How does 127.0.0.1 work? Why is it called so?

Very often developers use 127.0.0.1 to test their applications. When you try to establish a network connection to the 127.0.0.1 loopback address, it works in the same manner as making a connection with any remote device. However, it avoids connection to the local network interface hardware.
But, why does the localhost IP address starts with 127? Well, 127 is the last network number in a class A network. It has a subnet mask of 255.0.0.0. So, the first assignable address in the subnet is 127.0.0.1.
However, if you use any other numbers from the host portions, it should work fine and revert to 127.0.0.1. So, you can ping 127.1.0.1 if you like.
You might also ask why the last network number was chosen to implement this. Well, the earliest mention of 127 as loopback dates back to November 1986 RFC 990. And, by 1981, 0 and 127 were the only reserved Class A networks.

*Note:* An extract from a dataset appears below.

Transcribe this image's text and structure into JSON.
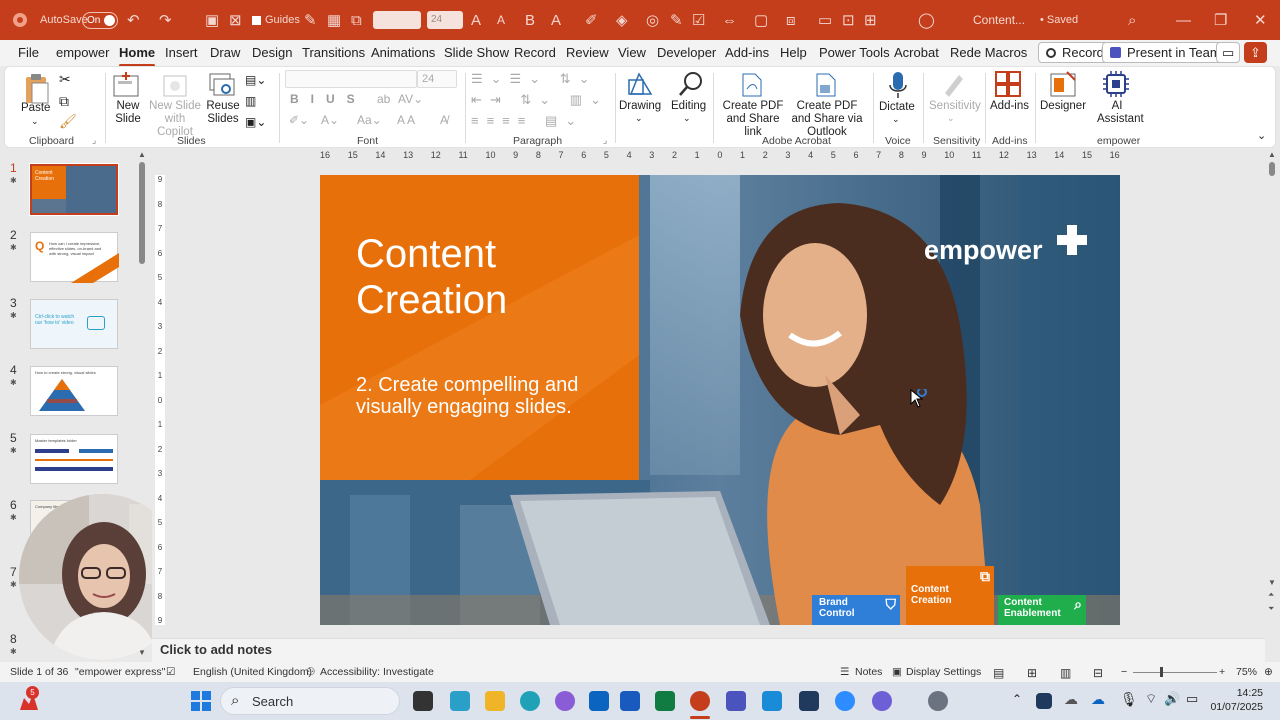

The class A network number 127 is assigned the “loopback” function, that is, a datagram sent by a higher level protocol to a network 127 address should loop back inside the host. No datagram “sent” to a network 127 address should ever appear on any network anywhere.

As 0 was used for pointing to a specific host, 127 was left for loopback. Some would also call it more sensible to choose 1.0.0.0 for loopback, but that was already given to BBC Packet Radio Network.